Menotti's 1947 curtain-raiser about the girl who can't be torn away from the telephone makes an ideal opera for television. While soprano Carole Farley as Lucy gets three incoming calls -each presented as an aria- Russell Smyth as Ben tries to propose marriage. In the end, the only way he can get her attention is to go to the local diner and call her on a pay-phone. His look of bewildered exasperation as she gabbles on with her friends now seems very up-to-date. Who has not witnessed similar scenes, one half of a duo twiddling their thumbs as their partner natters on a mobile? The setting for Poulenc's monodrama is very well-detailed, suggesting the emptiness of the woman's life, the bottle of pills on the table, the bathroom door ajar. Sound and picture are excellent; José Serebrier and the SCO enter into all the light-heartedness of the Menotti, and hold back until the big orchestral climaxes in the Poulenc. I doubt if a better version of The Telephone will ever come along.

Patrick O'Connor / Gramophone


VAI has combined two "telephone operas", one a comedy, one a tragedy, into a winning package. Poulenc's monodrama is almost impossible to effectively stage and for the audience to fully appreciate in a theater, so delicate, so intimate is the opera. Filming the opera as a movie rather than filming a stage production provides the perfect way to see the opera. Within the first few seconds of the opera the visuals define the situation: love and death. By concentration on The Woman's face with the aid of the English subtitles one can become deeply involved with the drama. The camera rarely leaves The Woman's face. Carole Farley is stunning in the role. Her body language and specifically her facial acting are thoroughly human, emotionally gripping. The viewer can practically read The Woman's mind. Farley is excellently supported by Serebrier--a first-class collaborative effort.

Menotti's two- person comedy is also difficult to stage and appreciate in a theater.
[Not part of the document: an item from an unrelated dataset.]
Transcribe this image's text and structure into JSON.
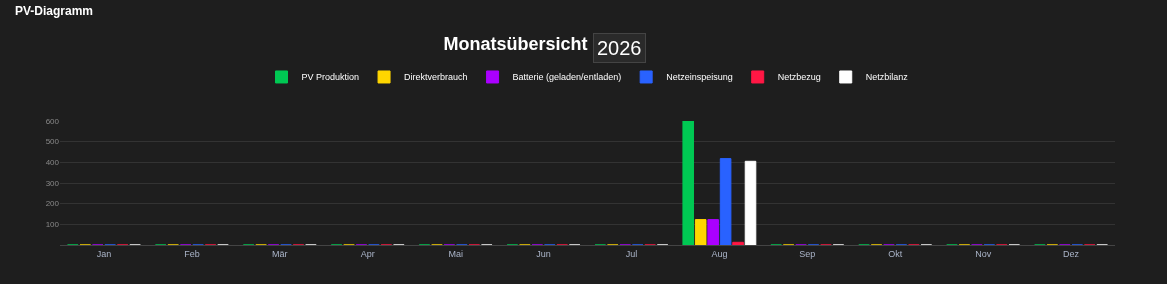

Here again, film is the perfect solution. Here one can easily sense the sunny, happy ambiance. Here too, Farley is magnificent. Topped with a crown of blond hair and wearing a gaudy dressing gown she careens through the setting, pacing back and forth, appropriately grabbing everything in sight, a busy-body in her own home. She sings every bit as well as in the Poulenc, with phenomenally clear diction. Serebrier again is right on with the accompaniment.

An outstanding production all around.